Comme le premier mari, supposait Dirk.

Sauf que, curieusement, Ariah ne paraissait plus se rappeler avoir eu un mari avant Dirk Burnaby.

Après la naissance de leur deuxième fils, qui occupait tant de place grâce à sa capacité pulmonaire et à son infatigable énergie, l’élégante maison de ville du 7, Luna Park devint trop petite. Dirk passa outre aux protestations d’Ariah et acheta, quasiment en face, au 22, Luna Park, une maison plus grande, dotée de cinq chambres à coucher. Elle était de la même époque, les années 20, avec de grandes pièces à l’étage et au rez-de-chaussée, bâtie en grès, sur un demi-hectare de terrain bordé d’ormes et de pins sylvestres, une propriété de première qualité dans cette partie de la ville. Ariah avait néanmoins renâclé à déménager.
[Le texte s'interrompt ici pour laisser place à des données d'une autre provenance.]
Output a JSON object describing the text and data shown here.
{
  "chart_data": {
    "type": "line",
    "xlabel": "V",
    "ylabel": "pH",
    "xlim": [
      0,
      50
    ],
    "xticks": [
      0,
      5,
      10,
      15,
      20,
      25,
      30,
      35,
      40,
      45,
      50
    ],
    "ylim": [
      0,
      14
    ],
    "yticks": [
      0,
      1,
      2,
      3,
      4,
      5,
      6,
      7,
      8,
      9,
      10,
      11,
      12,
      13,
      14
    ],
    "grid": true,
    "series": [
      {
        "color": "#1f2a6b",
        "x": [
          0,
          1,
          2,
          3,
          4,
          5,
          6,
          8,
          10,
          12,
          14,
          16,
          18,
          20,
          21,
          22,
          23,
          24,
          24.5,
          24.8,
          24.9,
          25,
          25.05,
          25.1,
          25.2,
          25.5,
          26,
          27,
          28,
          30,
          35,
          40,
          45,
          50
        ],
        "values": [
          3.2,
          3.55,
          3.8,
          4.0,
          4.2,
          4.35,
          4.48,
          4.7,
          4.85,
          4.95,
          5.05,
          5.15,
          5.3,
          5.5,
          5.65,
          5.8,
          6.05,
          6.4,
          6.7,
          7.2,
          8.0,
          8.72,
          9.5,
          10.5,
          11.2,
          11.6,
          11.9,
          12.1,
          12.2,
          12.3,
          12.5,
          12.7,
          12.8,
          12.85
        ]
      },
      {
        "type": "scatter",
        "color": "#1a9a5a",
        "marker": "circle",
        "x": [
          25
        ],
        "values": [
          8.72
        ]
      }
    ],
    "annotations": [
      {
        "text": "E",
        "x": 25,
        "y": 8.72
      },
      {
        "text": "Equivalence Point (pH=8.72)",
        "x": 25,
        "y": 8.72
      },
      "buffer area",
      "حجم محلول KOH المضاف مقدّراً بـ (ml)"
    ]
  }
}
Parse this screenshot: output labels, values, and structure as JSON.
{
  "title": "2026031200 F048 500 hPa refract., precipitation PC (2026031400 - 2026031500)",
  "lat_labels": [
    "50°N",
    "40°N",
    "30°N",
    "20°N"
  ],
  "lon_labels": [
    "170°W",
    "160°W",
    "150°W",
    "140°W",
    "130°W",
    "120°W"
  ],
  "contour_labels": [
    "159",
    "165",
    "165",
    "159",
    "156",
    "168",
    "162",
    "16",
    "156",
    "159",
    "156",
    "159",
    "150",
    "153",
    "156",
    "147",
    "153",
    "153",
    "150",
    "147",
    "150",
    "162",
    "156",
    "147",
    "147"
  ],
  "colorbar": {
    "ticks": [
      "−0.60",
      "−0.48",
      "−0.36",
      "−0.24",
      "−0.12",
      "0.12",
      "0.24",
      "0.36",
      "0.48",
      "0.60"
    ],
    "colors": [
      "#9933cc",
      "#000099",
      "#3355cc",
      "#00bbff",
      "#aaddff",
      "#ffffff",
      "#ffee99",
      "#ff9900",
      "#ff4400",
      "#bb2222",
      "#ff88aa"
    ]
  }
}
Elle avait été irritable et nerveuse pendant des semaines. Elle détestait notamment n’avoir d’autre solution, dans cette nouvelle maison, que de laisser son mari engager une femme de ménage et bonne d’enfants à plein temps. « Il faut croire que nous sommes riches, remarqua-t-elle sèchement. Comme tous les Burnaby. Nous tentons le sort. »

Dirk dit : « Le “sort” nous arrive de toute façon, Ariah. Que nous soyons riches ou pauvres. »

Ariah frissonna. Elle donna une tape à Dirk, enfonça ses ongles courts et rongés dans son bras. En matière de morbidité, elle ne voulait pas de concurrence.

 

Ce qui comptait, c’était que la nouvelle maison des Burnaby, comme l’ancienne, était à des kilomètres de la 99e Rue et de Colvin Boulevard ; et l’école primaire de Luna Park, où Chandler était en cours moyen, à des kilomètres de l’école de la 99e Rue.